The story is familiar and continues in the Cinderella tradition, but it substitutes natural events for the supernatural ones in the traditional children´s version. Of course, there is a handsome young prince (Dougray Scott), the expected sibling rivalry, and the wickedness of the stepmother.

But there are changes. There are far more complications leading up to the night of the ball. Leonardo da Vinci steps in for the fairy godmother. There are no magic pumpkins. But it´s of no matter. The story is more beguiling for its greater realism.

Drew Barrymore is surprisingly perfect as the downtrodden heroine forced to wait hand and foot upon her stepmother and stepsisters. She is spunky, intelligent, and independent, slightly tomboyish yet lovely and feminine as well. She is, in fact, a modern woman well ahead of her time as she clearly demonstrates with her progressive thinking throughout the film. She suggests, for instance, that the king should use the royal treasury to build universities for his people, a notion that does not go down easily in a royal household.

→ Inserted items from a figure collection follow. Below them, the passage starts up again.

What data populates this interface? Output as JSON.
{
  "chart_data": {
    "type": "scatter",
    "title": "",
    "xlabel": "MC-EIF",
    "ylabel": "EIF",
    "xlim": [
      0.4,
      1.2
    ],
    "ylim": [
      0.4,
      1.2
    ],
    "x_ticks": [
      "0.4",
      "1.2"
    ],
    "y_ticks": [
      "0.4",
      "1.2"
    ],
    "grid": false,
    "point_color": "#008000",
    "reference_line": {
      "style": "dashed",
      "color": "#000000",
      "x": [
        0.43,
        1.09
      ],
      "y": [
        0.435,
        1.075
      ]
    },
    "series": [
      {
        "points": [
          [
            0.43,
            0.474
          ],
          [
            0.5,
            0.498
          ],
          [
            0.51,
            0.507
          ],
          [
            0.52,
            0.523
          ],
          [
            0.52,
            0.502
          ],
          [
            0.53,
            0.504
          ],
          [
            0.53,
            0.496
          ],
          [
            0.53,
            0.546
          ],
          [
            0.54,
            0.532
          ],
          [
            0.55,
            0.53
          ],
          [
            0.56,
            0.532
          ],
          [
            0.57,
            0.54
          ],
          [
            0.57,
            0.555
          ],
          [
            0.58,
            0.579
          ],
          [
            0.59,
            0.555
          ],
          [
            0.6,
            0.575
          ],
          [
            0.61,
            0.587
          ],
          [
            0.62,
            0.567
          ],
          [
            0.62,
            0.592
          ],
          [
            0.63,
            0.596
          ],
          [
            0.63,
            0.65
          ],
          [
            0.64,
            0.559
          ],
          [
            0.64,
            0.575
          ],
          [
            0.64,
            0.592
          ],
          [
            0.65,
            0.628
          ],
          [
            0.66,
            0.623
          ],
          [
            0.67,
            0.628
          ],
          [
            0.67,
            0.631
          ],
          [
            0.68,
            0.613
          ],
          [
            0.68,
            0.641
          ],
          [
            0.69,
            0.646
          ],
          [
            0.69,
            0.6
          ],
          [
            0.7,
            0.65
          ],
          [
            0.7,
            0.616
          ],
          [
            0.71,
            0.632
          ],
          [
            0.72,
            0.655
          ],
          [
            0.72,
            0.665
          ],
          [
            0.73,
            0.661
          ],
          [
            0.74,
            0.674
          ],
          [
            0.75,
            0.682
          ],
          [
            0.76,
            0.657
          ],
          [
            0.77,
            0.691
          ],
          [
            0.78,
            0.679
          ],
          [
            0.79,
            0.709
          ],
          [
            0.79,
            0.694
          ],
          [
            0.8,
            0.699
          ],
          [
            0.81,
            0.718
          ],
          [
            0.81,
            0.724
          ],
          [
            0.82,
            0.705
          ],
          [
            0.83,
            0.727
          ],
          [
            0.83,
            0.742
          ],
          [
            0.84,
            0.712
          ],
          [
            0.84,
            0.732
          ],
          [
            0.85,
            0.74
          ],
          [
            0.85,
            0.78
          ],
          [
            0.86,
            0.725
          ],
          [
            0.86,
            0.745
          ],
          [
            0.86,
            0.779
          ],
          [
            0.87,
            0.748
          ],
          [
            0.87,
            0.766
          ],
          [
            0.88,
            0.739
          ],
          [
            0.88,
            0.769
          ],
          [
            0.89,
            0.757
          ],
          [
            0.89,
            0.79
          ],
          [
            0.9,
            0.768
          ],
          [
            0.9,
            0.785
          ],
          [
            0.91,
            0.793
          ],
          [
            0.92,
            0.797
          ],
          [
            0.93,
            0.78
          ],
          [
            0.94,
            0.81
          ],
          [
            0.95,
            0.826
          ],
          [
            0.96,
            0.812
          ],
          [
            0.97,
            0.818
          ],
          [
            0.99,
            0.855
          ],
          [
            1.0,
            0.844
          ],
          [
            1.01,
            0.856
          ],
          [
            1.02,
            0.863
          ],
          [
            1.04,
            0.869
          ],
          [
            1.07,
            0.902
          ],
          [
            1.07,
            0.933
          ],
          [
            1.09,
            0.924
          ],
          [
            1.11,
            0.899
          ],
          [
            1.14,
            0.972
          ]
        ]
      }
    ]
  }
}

Anjelica Huston as the wicked stepmother is more than a cardboard villain. She conveys a sense of menace, yes, but with a touch of humanity, also, as though she were truly sorry for the being the evil character she is. Dougray Scott as Prince Henry is appropriately dashing, yet he, too, is seen in more than a single light. He is arrogant, a bit snobbish, born to wealth and power but with a longing to be something more substantial in life than a rich, idle onlooker.